Comment by mohsen1
Comment by mohsen1 21 hours ago
I’ve been exploring this too, since I rely on LLMs a lot to build software. I’ve noticed that our dev loop-writing, testing-is often mostly human-guided, but language models frequently outperform us in reasoning. If we plug in more automation; MCP tools controlling browsers, documentation readers, requirement analysers, we can make the cycle much more automated, with less human involvement.
This article suggests scaling up RL by exposing models to thousands of environments
I think we can already achieve something similar by chaining multiple agents:
1. A “requirement” agent that uses browser tools to craft detailed specs from docs.
2. A coding agent that sets up environments (Docker, build tools) via browser or CLI.
3. A testing agent that validates code against specs, again through tooling.
4. A feedback loop where the tester guides the coder based on results.
Put together, this system becomes a fully autonomous development pipeline-especially for small projects. In practice, I’ve left my machine running overnight, and these agents propose new features, implement them, run tests, and push to repo once they pass. It works surprisingly well.

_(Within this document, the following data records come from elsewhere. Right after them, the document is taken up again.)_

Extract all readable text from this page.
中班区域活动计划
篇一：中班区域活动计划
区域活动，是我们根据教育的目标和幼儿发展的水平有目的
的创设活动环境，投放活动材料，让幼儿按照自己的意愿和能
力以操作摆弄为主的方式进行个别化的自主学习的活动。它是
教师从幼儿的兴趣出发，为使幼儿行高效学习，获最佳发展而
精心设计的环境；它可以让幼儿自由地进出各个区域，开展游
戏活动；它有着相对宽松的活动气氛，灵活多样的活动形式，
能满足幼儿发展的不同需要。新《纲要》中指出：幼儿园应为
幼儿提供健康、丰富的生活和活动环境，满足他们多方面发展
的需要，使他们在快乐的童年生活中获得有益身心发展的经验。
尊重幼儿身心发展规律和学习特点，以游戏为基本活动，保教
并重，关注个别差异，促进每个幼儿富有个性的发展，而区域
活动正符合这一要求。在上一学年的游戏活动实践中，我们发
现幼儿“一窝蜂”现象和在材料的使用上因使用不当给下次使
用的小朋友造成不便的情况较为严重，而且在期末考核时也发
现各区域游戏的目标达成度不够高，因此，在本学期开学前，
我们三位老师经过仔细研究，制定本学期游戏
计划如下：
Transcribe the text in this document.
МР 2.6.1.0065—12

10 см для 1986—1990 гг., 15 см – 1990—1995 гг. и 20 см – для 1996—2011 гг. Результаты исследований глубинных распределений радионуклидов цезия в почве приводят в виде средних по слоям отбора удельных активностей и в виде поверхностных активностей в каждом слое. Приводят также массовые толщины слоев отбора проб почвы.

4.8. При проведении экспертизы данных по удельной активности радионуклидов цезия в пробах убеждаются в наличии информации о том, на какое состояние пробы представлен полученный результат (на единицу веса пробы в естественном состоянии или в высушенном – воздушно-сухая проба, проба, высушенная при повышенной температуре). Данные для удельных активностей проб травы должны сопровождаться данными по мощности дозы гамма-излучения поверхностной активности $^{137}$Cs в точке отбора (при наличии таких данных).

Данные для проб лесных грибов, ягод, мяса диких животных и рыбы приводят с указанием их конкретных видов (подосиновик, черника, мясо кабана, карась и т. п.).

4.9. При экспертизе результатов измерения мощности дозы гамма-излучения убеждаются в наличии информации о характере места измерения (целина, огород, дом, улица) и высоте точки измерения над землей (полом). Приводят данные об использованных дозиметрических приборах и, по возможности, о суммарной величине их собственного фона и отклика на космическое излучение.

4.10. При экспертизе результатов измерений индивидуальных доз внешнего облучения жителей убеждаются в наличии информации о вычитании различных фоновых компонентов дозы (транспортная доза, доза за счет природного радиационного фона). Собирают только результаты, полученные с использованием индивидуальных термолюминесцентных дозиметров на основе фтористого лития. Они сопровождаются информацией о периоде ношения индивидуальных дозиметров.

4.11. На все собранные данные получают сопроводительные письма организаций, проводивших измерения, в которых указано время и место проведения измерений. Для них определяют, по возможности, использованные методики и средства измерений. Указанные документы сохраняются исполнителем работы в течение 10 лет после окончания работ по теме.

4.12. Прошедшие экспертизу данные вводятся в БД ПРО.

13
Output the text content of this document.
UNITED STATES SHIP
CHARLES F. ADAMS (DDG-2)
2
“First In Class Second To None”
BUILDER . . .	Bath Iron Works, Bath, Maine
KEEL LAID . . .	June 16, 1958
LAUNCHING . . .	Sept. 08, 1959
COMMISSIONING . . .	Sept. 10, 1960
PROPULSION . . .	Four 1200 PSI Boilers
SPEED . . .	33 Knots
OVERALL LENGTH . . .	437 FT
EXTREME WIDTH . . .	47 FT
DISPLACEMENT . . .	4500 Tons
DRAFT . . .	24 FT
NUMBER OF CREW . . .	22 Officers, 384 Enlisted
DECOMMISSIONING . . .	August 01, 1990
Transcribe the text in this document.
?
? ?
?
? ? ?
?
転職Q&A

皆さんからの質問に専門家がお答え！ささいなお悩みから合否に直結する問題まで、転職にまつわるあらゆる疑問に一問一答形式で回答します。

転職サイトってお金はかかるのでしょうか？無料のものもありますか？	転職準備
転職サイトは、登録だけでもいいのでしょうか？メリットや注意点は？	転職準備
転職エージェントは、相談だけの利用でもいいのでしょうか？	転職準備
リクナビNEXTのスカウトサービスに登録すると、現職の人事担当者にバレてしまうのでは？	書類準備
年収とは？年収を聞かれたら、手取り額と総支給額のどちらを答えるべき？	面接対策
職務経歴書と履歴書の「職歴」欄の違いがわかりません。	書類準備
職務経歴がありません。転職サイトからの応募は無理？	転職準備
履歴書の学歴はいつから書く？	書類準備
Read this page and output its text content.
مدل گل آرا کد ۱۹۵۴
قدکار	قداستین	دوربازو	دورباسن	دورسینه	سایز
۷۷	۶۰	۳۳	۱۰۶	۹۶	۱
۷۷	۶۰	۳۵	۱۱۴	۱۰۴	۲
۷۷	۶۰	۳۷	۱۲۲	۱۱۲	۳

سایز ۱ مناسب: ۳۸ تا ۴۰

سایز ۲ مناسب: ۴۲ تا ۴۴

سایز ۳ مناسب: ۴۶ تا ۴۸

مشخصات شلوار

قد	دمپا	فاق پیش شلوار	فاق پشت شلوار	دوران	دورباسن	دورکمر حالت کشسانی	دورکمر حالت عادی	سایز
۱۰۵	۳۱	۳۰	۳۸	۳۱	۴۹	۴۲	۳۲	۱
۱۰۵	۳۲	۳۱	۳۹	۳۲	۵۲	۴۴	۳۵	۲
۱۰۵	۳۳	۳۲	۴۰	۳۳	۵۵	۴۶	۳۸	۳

The main barrier is cost—spinning up many powerful models is expensive. But on a modest scale, this method is remarkably effective.
> The main barrier is cost
I very much disagree. For the larger, more sophisticated stuff that runs our world, it is not cost that prohibits wide and deep automation. It's deeply sophisticated and constrained requirements, highly complex existing behaviors that may or may not be able to change, systems of people who don't always hold the information needed, usually wildly out of date internal docs that describe the system or even how to develop for it, and so on.
Agents are nowhere near capable of replacing this, and even if they were, they'd change it differently in ways that are often undesirable or illegal. I get that there's this fascination with "imagine if it were good enough to..." but it's not, and the systems AI must exist in are both vast and highly difficult to navigate.